Why 100-Share Lots Point to Institutions
Standard Unit of Trading: On the Toronto Stock Exchange (TSX), 100 shares is the standard "board lot". Algorithms are programmed to execute in these standard units to ensure the best possible execution and to remain "invisible" within the normal flow of the market.
"Iceberg" Orders: Institutions often have millions of dollars to move. To avoid moving the price too much against themselves, they use algorithms to slice a massive order into hundreds of smaller 100-share "slices". This is why you see the same size (100 shares) hitting the tape repeatedly—it is likely one large institution slowly unloading or accumulating a position.
Retail Capital Constraints: Very few retail traders have the capital or the risk tolerance to place $250,000 into a single trade, especially on a stock that, as you've observed, frequently reverses by 4-5% in a single day.
Motives for Driving the Price Down (Without Options)
Since there are no options, the motive for driving the price down pre-earnings is likely inventory management and liquidity hunting:
Stop-Loss Hunting: By aggressively selling 100-share blocks, institutions can trigger technical sell-signals or "stop-loss" orders from smaller players.
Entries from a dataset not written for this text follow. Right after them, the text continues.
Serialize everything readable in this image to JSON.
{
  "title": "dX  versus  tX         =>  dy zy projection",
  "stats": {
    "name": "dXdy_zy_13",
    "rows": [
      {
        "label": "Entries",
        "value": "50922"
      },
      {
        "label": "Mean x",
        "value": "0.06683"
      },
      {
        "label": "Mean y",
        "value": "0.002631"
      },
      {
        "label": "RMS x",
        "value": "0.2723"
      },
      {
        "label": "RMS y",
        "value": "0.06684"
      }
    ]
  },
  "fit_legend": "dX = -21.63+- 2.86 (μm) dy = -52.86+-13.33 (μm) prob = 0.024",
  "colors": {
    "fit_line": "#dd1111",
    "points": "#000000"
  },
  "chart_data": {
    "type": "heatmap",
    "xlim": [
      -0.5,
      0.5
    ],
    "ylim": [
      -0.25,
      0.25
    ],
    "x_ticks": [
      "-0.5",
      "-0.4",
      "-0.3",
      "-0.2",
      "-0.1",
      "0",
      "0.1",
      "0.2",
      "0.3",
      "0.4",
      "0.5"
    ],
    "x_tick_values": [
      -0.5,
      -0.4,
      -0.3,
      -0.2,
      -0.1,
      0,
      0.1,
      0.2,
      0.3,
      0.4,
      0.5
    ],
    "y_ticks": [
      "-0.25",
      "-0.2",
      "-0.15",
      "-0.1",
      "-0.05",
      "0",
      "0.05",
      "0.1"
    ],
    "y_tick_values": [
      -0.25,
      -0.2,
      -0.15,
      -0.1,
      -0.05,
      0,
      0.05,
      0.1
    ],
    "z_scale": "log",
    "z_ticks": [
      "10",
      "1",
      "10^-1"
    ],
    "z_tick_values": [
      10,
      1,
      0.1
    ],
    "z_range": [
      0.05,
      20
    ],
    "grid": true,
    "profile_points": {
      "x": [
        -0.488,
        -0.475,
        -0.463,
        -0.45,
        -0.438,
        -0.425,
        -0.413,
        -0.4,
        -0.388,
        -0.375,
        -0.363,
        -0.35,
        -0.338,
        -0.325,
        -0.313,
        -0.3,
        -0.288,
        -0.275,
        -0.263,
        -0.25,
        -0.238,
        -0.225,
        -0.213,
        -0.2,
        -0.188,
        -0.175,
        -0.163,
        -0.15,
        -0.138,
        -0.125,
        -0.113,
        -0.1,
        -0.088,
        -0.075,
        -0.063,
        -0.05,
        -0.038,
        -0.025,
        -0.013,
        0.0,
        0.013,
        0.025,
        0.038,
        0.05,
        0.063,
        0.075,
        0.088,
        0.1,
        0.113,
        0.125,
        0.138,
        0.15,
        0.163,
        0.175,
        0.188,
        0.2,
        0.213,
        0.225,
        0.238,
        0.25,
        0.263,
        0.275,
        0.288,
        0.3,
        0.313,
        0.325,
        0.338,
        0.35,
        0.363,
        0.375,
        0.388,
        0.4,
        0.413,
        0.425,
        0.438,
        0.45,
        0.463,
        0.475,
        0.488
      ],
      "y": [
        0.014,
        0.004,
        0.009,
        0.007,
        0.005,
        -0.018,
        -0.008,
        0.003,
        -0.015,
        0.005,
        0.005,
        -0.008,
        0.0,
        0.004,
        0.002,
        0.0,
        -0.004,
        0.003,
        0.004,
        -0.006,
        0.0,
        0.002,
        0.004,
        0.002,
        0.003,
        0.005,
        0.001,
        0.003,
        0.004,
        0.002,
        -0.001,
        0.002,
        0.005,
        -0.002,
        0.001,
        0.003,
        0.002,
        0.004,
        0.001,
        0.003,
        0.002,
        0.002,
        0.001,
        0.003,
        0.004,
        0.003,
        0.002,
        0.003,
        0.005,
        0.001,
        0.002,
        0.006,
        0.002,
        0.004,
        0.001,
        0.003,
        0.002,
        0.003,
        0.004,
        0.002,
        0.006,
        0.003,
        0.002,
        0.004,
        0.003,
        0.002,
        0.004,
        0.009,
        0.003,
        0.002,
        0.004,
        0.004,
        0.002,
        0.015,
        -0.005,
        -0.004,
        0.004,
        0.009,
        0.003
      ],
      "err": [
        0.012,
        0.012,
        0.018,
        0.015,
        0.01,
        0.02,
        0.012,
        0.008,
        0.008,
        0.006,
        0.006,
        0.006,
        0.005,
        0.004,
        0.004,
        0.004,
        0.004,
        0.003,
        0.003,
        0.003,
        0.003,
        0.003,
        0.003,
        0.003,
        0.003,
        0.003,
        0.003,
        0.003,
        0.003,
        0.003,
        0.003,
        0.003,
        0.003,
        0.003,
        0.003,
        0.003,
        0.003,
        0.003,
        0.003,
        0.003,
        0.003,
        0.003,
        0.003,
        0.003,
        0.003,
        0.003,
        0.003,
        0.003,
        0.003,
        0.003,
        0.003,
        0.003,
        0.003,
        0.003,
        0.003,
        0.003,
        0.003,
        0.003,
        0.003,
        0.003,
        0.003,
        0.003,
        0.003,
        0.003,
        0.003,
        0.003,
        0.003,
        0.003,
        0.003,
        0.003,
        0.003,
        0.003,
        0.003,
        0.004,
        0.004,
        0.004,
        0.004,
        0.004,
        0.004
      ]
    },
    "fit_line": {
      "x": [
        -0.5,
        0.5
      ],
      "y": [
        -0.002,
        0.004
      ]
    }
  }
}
When those stops hit, it creates a "cascade" of selling, allowing the institution to buy back the shares they just sold (plus more) at a significantly lower price.
Inventory De-risking: Ahead of an earnings report (which carries binary risk), some institutions may be required by their internal risk models to trim their positions. The "reversal" you see is the market absorbing these large sell programs.
Accumulation before a "Beat": If an institution expects a strong earnings beat, they may use a "shakedown" strategy—driving the price lower to clear out weak hands so they can build a larger position at a lower cost-basis before the actual news breaks.
In summary, the 100-share lot size at this price point is almost a "fingerprint" of institutional algorithms managing large-scale capital flows.